Für diejenigen, die den Pulsschlag der Kultur aus nächster Nähe beobachteten, war es unmöglich, die Beats zu ignorieren. Die Informationen, die sich in den Köpfen des Verlegerteams vom Foment angesammelt hatten, unterschieden sich jedoch kaum von dem enormen Pressewirbel, den Howl oder On the Road entfacht hatten — und möglicherweise auch das Häuflein von Poeten, das sich in den Mittfünfzigern in San Francisco zusammengefunden hatte. Der Wahnsinnskick an der Sache, Entstehung, Geist und die fieberhafte Erregung des Phänomens waren dem Horizont der Fomenter glatt entgangen. Selbst die, die mit der Bewegung eigentlich sympathisierten, hielten sich zurück; man hatte fast den Eindruck, als schämten sie sich, einen elitären Kreis »neobuddhistischer Spinner, die an Erleuchtung leiden«, mit dem Lorbeerkranz ihrer Anerkennung zu schmücken. Und so kam es, dass man die Literatur der BG mit einer Art weiser Weltkenntnis und zitatenverschmierter Stichelei kritisierte — einer äußerst vorsichtigen Mischung allerdings, mit massenhaft eingebauten Hintertürchen. Denn diese Rezensenten hatten weder Bock, jetzt als Spießer dazustehen, noch später von der Nachwelt als ein Haufen ausgemachter Trottel abgetan zu werden. Schließlich fanden sich ja in der Literaturgeschichte Beispiele genug — man denke nur an die scharfzüngigen Kritiker Keats’.

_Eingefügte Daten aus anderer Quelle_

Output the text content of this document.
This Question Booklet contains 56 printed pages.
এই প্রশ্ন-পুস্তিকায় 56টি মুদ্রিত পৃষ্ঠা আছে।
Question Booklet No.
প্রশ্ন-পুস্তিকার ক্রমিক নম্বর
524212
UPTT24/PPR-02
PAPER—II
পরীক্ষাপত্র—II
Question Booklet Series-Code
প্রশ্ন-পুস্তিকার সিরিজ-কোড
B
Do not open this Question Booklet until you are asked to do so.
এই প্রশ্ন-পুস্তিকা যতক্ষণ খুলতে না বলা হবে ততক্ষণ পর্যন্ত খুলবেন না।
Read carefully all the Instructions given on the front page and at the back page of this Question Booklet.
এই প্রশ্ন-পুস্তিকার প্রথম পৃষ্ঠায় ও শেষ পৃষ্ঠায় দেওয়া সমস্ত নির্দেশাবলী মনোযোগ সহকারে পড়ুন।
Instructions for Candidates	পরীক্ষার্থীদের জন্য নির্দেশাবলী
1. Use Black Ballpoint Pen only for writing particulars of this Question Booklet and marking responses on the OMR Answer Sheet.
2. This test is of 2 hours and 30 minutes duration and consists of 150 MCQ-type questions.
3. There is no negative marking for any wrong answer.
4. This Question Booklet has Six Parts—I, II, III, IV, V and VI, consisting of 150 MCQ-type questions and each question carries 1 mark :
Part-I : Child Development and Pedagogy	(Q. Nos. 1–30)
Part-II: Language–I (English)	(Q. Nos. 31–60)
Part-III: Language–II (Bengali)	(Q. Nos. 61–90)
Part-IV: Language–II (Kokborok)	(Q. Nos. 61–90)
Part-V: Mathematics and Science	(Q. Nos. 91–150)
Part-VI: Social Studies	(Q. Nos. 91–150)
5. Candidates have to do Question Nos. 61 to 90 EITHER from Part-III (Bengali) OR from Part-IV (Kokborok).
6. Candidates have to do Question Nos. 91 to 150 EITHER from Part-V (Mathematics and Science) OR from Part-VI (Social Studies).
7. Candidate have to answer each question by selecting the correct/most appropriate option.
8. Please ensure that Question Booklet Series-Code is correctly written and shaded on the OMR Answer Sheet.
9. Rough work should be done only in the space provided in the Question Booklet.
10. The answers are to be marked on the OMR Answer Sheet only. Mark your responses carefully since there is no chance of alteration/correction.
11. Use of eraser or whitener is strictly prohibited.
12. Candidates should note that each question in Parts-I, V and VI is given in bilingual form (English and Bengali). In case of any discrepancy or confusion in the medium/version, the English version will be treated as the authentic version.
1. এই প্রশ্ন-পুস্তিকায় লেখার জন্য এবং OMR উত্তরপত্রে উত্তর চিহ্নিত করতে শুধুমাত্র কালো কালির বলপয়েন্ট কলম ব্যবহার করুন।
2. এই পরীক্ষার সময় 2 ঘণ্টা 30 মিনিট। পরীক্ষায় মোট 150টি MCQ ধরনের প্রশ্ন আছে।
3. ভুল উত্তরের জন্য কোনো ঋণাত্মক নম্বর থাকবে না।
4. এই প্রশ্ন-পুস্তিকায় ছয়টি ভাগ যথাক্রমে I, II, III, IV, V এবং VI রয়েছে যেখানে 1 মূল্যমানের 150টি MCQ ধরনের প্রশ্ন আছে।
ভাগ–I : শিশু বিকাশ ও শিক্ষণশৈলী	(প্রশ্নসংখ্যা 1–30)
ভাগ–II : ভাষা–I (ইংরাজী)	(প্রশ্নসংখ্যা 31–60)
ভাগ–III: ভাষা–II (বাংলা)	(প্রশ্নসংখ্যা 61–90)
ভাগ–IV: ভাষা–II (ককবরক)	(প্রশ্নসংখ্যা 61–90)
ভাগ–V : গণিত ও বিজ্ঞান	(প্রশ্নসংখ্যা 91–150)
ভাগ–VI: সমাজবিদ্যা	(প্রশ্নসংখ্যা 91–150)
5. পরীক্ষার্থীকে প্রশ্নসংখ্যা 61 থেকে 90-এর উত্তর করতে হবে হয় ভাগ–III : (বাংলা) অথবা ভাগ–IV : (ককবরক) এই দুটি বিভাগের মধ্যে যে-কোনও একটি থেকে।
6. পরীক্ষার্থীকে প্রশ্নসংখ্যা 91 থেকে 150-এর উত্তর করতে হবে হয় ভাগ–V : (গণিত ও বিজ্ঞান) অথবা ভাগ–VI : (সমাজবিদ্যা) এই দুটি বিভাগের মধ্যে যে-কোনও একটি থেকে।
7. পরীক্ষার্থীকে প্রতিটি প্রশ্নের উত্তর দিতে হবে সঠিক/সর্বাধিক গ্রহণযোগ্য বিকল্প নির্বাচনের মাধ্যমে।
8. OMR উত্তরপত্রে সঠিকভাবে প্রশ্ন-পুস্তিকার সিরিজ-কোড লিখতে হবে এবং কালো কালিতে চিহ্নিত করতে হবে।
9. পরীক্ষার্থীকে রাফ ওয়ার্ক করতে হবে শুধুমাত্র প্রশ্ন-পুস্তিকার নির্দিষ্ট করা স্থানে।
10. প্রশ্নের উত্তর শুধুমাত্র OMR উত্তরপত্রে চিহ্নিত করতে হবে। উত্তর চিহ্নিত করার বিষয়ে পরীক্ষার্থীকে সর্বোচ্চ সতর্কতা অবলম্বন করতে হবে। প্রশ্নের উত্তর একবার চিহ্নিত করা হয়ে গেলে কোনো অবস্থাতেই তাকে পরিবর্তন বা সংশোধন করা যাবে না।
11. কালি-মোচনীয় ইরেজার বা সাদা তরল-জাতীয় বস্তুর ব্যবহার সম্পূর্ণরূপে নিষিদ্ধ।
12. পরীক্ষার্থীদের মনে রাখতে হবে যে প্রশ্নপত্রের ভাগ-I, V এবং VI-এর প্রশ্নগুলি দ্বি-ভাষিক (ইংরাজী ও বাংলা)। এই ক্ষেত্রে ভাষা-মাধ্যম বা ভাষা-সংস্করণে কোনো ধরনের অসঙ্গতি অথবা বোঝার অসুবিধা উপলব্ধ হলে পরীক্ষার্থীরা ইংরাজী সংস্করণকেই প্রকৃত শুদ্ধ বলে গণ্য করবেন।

Oder anders gesagt, das Interesse der aufsässigen Jugend musste sehr sorgfältig gelenkt werden, richtig? Und wenn man seine Autorität nicht ganz verlieren wollte, durfte man sich keinesfalls dazu hinreißen lassen, mitten in einer Tristan-Tzara-Dichterlesung Flugblätter und faule Tomaten auf die Bühne zu feuern, stimmt’s? Schließlich war jedermann klar, wie das Schicksal solcher Literaturverächter häufig genug aussah: Spätere Jahre, gar Jahrhunderte legten sich ganze Zettelkästen über sie an und plötzlich gab es jede Menge spitzer Federn, die geradezu darauf brannten, die Verächter zu erledigen. Eingedenk dessen hielten es die Herausgeber des Magazins für angemessen, zu Ehren ihrer kürzlich verblichenen BG-Kameraden eine fromme Totenwache, wie es so schön heißt, zu arrangieren.

Das Programm des Symposiums zum Tod der Beat-Generation sah folgendermaßen aus: Die erste Hälfte war den Ursprüngen und dem sozialen Hintergrund der Bewegung gewidmet. Es ging los mit (hoffentlich!) kurzen Einführungsstatements der fünf aktiven Teilnehmer, an die sich dann die erste Gesprächsrunde anschließen sollte, bei der den Rednern Gelegenheit gegeben werden sollte, gegenseitig zu ihren Ausführungen Stellung zu nehmen.

Danach folgte eine zwanzigminütige Pause; mit Abstand der Höhepunkt des ganzen Abends. Was konnte aufregender sein, als nach Herzenslust zu klatschen und zu tratschen, zum hundertsten Mal die Vergangenheit durchzukauen, mampf mampf, und nebenbei noch schamlos ein Gesicht nach dem anderen strengstens unter die Lupe zu nehmen?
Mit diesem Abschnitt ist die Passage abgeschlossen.